Dan Rutherford expanded on this, showing that robust proposals were rejected by delegates, with no good reason why.
“Civil society, led by the Clean Shipping Coalition and Pacific Environment, had a pretty robust proposal to guaranteed compliance, enforcement, and emissions reductions without revoking a ship’s license to sail. That didn’t make it into the compromise proposal.
Our (ICCT’s) research points to three ways that the modest benefits of the EEXI could be improved:
- Evaluating closer to real-world operating conditions;
- Implementing ASAP and tightening over time, and
- Closely monitoring engine power limit overrides.
The first and last of these could still be adopted as part of future IMO guidelines.”
What now?
With time running out for the planet to avoid irreversible climate change, drastic action is needed.
Dan Rutherford raise the prospect of a more regional approach.
“We expect regional efforts to cut emissions from ships to ramp up, as we’re seeing in the EU. Also, this week the US Congress introduced a bill for a US Emissions Program, which is the first step towards a carbon tax on shipping, and incentives for slow steaming.”
Commenting on the proposed US emissions monitoring system for maritime news site, Splash247, Dan Hubbell of Ocean Conservancy’s shipping emissions campaign said, “As a major source of greenhouse gas emissions—on par with a G7 country—shipping often falls in the blind spot of ocean-based climate change solutions. We’re encouraged to see the Ocean-Based Climate Solutions Act introduce a monitoring, reporting and verification system that lays the foundation for real climate action on shipping by the United States, which could be pivotal to the development of green ports and zero carbon shipping.”

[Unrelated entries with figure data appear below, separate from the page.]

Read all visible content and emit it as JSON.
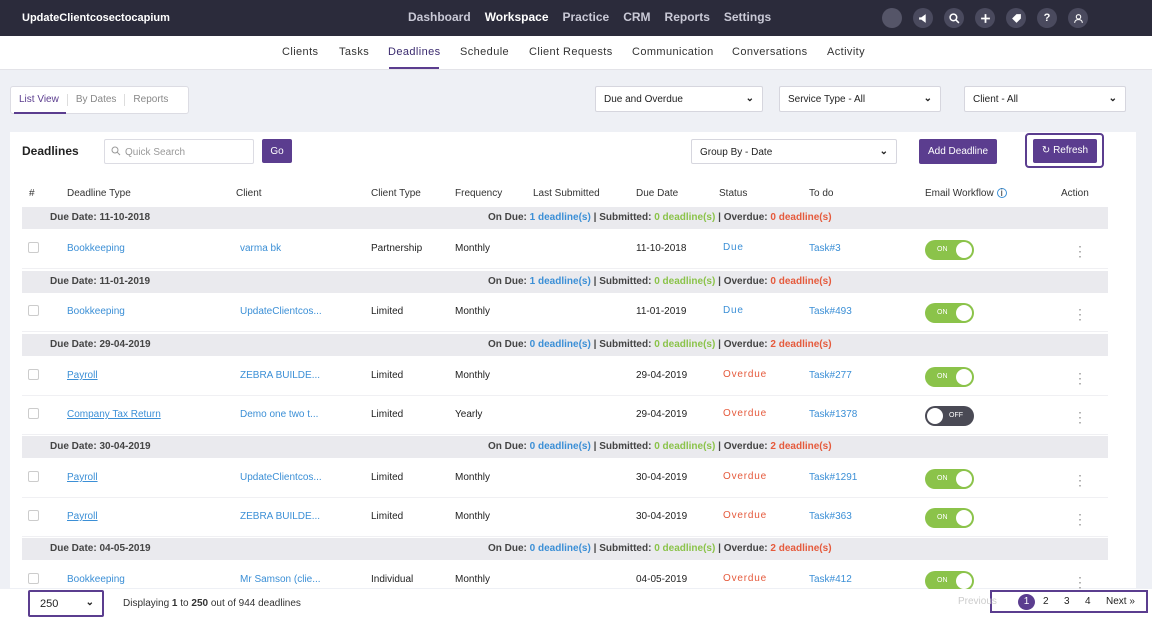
{
  "app_title": "UpdateClientcosectocapium",
  "main_nav": [
    "Dashboard",
    "Workspace",
    "Practice",
    "CRM",
    "Reports",
    "Settings"
  ],
  "top_icons": [
    "circle-icon",
    "megaphone-icon",
    "search-icon",
    "plus-icon",
    "tag-icon",
    "help-icon",
    "user-icon"
  ],
  "sub_nav": [
    "Clients",
    "Tasks",
    "Deadlines",
    "Schedule",
    "Client Requests",
    "Communication",
    "Conversations",
    "Activity"
  ],
  "view_tabs": [
    "List View",
    "By Dates",
    "Reports"
  ],
  "filters": {
    "due": "Due and Overdue",
    "service": "Service Type - All",
    "client": "Client - All"
  },
  "panel": {
    "title": "Deadlines",
    "search_placeholder": "Quick Search",
    "go": "Go",
    "group_by": "Group By - Date",
    "add": "Add Deadline",
    "refresh": "Refresh"
  },
  "columns": [
    "#",
    "Deadline Type",
    "Client",
    "Client Type",
    "Frequency",
    "Last Submitted",
    "Due Date",
    "Status",
    "To do",
    "Email Workflow",
    "Action"
  ],
  "labels": {
    "on_due": "On Due:",
    "submitted": "Submitted:",
    "overdue": "Overdue:",
    "sep": "|"
  },
  "groups": [
    {
      "date": "Due Date: 11-10-2018",
      "on_due": "1 deadline(s)",
      "submitted": "0 deadline(s)",
      "overdue": "0 deadline(s)"
    },
    {
      "date": "Due Date: 11-01-2019",
      "on_due": "1 deadline(s)",
      "submitted": "0 deadline(s)",
      "overdue": "0 deadline(s)"
    },
    {
      "date": "Due Date: 29-04-2019",
      "on_due": "0 deadline(s)",
      "submitted": "0 deadline(s)",
      "overdue": "2 deadline(s)"
    },
    {
      "date": "Due Date: 30-04-2019",
      "on_due": "0 deadline(s)",
      "submitted": "0 deadline(s)",
      "overdue": "2 deadline(s)"
    },
    {
      "date": "Due Date: 04-05-2019",
      "on_due": "0 deadline(s)",
      "submitted": "0 deadline(s)",
      "overdue": "2 deadline(s)"
    }
  ],
  "rows": [
    {
      "type": "Bookkeeping",
      "client": "varma bk",
      "client_type": "Partnership",
      "frequency": "Monthly",
      "due": "11-10-2018",
      "status": "Due",
      "todo": "Task#3",
      "email": "ON"
    },
    {
      "type": "Bookkeeping",
      "client": "UpdateClientcos...",
      "client_type": "Limited",
      "frequency": "Monthly",
      "due": "11-01-2019",
      "status": "Due",
      "todo": "Task#493",
      "email": "ON"
    },
    {
      "type": "Payroll",
      "client": "ZEBRA BUILDE...",
      "client_type": "Limited",
      "frequency": "Monthly",
      "due": "29-04-2019",
      "status": "Overdue",
      "todo": "Task#277",
      "email": "ON"
    },
    {
      "type": "Company Tax Return",
      "client": "Demo one two t...",
      "client_type": "Limited",
      "frequency": "Yearly",
      "due": "29-04-2019",
      "status": "Overdue",
      "todo": "Task#1378",
      "email": "OFF"
    },
    {
      "type": "Payroll",
      "client": "UpdateClientcos...",
      "client_type": "Limited",
      "frequency": "Monthly",
      "due": "30-04-2019",
      "status": "Overdue",
      "todo": "Task#1291",
      "email": "ON"
    },
    {
      "type": "Payroll",
      "client": "ZEBRA BUILDE...",
      "client_type": "Limited",
      "frequency": "Monthly",
      "due": "30-04-2019",
      "status": "Overdue",
      "todo": "Task#363",
      "email": "ON"
    },
    {
      "type": "Bookkeeping",
      "client": "Mr Samson (clie...",
      "client_type": "Individual",
      "frequency": "Monthly",
      "due": "04-05-2019",
      "status": "Overdue",
      "todo": "Task#412",
      "email": "ON"
    }
  ],
  "footer": {
    "page_size": "250",
    "display_prefix": "Displaying",
    "from": "1",
    "to_word": "to",
    "to": "250",
    "out_of": "out of 944 deadlines",
    "prev": "Previous",
    "pages": [
      "1",
      "2",
      "3",
      "4"
    ],
    "next": "Next",
    "next_icon": "»"
  },
  "colors": {
    "accent": "#5b3d8f",
    "link": "#3b8fd6",
    "green": "#8bc34a",
    "red": "#e55a3c",
    "topbar": "#2b2b3b"
  }
}
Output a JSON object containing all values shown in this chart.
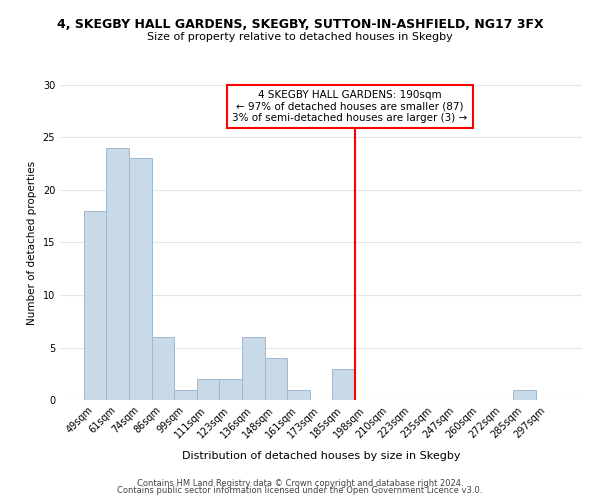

Such a regional grouping would give more states a greater stake in managing their oceans. Aside from Liberia as a ‘big three’ flag of convenience, there could be an opportunity for African states to develop much more robust protections around the African continent’s coastline, than is currently in place under the IMO framework.
Final meeting of IMO in November
The final IMO meeting to set these rules will take place in November 16-20. Given what is riding on these outcomes, there will be a lot of scrutiny on the individual positions of various delegates relative to what their leaders have said on the climate crisis.
Madeline Rose was firm in her resolve to see change in global shipping. “Clean shipping campaigners will always work in good faith at the International Maritime Organization, out of respect for what is indeed and inherently global sector.
But in the face of the climate emergency, we will campaign aggressively for emissions controls in ports and in national and regional waters to ensure the shipping sector does its part to save people, our ocean, and our planet from destruction by fossil fuel pollution.”
The shipping industry appear to have been causing a lot of emergencies around the world recently – oil spills in Russia and Mauritius, near miss oil spills and exploding ships off the coast of Sri Lanka and Venezuela, seafarer humanitarian crises around the world, political risk across Beirut, the Red Sea and Trinidad, ship safety issues leading to the loss of 40 crew in the Gulf Livestock 1 cattle ship off the coast of Japan. It is clearly an industry that has gone rogue, with a regulator too weak to even recognize when it is out of its depth. And yet, this is the industry the global economy relies on to transport 90% of our goods.
Will 2020 be the year that G20 leaders finally decide to intervene and prevent the shipping industry from causing additional risk to the global political, economic and environmental system?
The current patchwork approach is clearly not working.